Stross wanted to write a really long story, of which this is the first installment. It has Stross's customary wit and flair.

April 8, 2006 (permalink)


Emanuel Goldberg (1881-1970) was a Russian Jew who earned his doctorate in Chemistry under Wilhelm Ostwald and went on to do very important work in engineering and photography -- including key developments in photochemistry, in the design of the Contax camera, the microdot, the microfiche, and the search engine. His work on a "statistical engine" in the 1930's anticipates (and is in some ways superior to) Vannevar Bush's Memex: astonishingly, he successfully built a prototype and used it in his daily correspondence in running Zeiss-Ikon. Kidnapped and cheated of his position by the Nazi's in the 1930's, he fled to Paris and then to Palestine. Though he lived to see others take the credit and the profits of his inventions, he was by no means forgotten: he received honorary doctorates, medals, the Israel prize, and personal letters from Ben-Gurion.

April 7, 2006 (permalink)


Somehow, I had the impression that this would be fun -- that it'd be a look at the fringes of the music world and make me feel at least a little less negative about the Mid Atlantic states.

Oops.

Lovely writing, and a wretched choice for a long plane trip.

April 7, 2006 (permalink)


Recommended by Hornby in The Believer, this refreshingly direct book can restore your faith in argument about the arts. Carey demolishes a host of common assumptions about the arts, and absolutely skewers efforts since Hegel to show that mass art is inferior to fine art. Does art make us better? No: terrible people make terrific connoisseurs, and very good collections have been amassed by some very bad people.

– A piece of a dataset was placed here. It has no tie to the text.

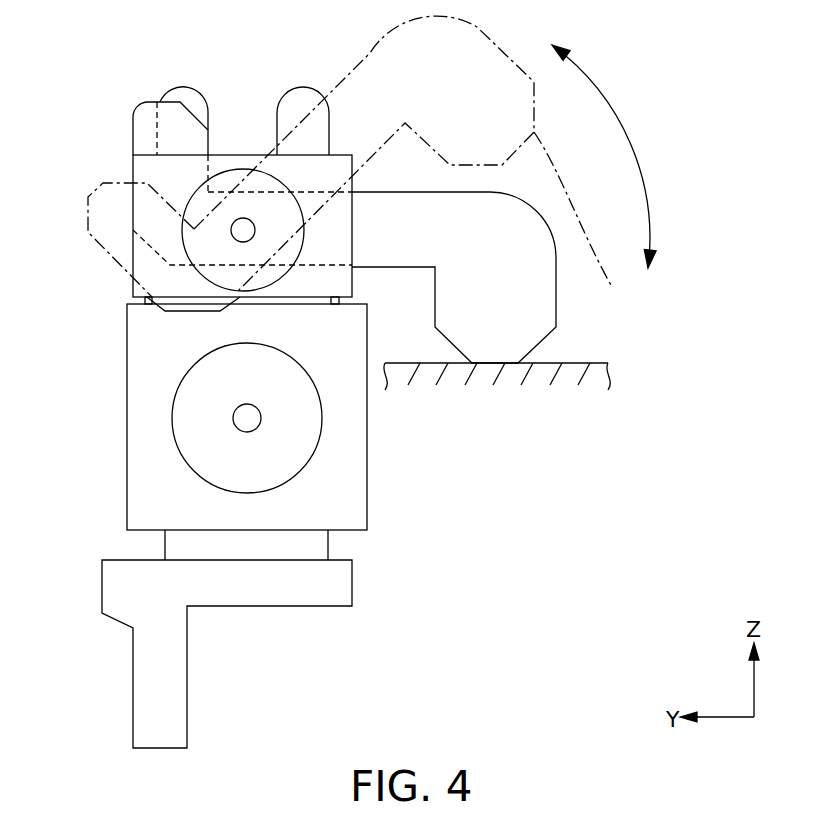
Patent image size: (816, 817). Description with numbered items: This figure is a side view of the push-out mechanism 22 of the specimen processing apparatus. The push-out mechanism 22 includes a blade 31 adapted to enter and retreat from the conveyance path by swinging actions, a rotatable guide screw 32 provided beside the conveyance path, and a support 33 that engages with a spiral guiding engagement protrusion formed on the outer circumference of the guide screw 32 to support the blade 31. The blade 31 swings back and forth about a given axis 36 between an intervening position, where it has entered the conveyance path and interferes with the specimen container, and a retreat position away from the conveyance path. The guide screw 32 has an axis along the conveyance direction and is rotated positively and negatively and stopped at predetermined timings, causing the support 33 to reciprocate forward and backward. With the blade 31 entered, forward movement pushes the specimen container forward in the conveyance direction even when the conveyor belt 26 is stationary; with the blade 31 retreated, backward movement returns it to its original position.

Then, having demonstrated how generations of writers (Plato, Hegel, Winterson) made fools of themselves trying to show how art is good, Carey brilliantly argues something even harder: that literature is the most powerful and most expressive of the arts. Literature, unlike dance, painting, or theater, can reflect upon and satirize itself; it can do things well that the other arts struggle to do at all.

April 5, 2006 (permalink)


Prep
Curtis Sittenfeld
I think that everything, or at least part of everything that happened to me, started with the Roman architecture mixup.

That's the start of Curtis Sittenfeld's wonderful Prep. It's a singular, graceful, and intelligent book, a fine portrait of growing up that doesn't have the answers and that is suffused with generous affection for characters good and bad. Prep is not about coming of age, though it is (in part) about growing up; it's a nice change to have a book about kids that isn't only about their sexuality. Sittenfeld's kids change gradually, almost imperceptibly, as they go about the all-important business of organizing their cliques and performing their rituals and working up the courage to speak to one another. Change is observed as much in Fiona Lee's classmates as in the protagonist herself; first-year roomate and lifetime social climber Dede

She was a follower, literally a follower -- I often saw her scurrying behind two or three other girls. The strenousness of her efforts made me feel embarrassed for her.

grows (in the shadows of the book, for Fiona and Dede never have much interest in each other) just as much as Fiona, and more slow. The first consciously Iowa-seminar novel I've read and enjoyed, I think, since Mona In The Promised Land, and this book is both bigger and more sustained.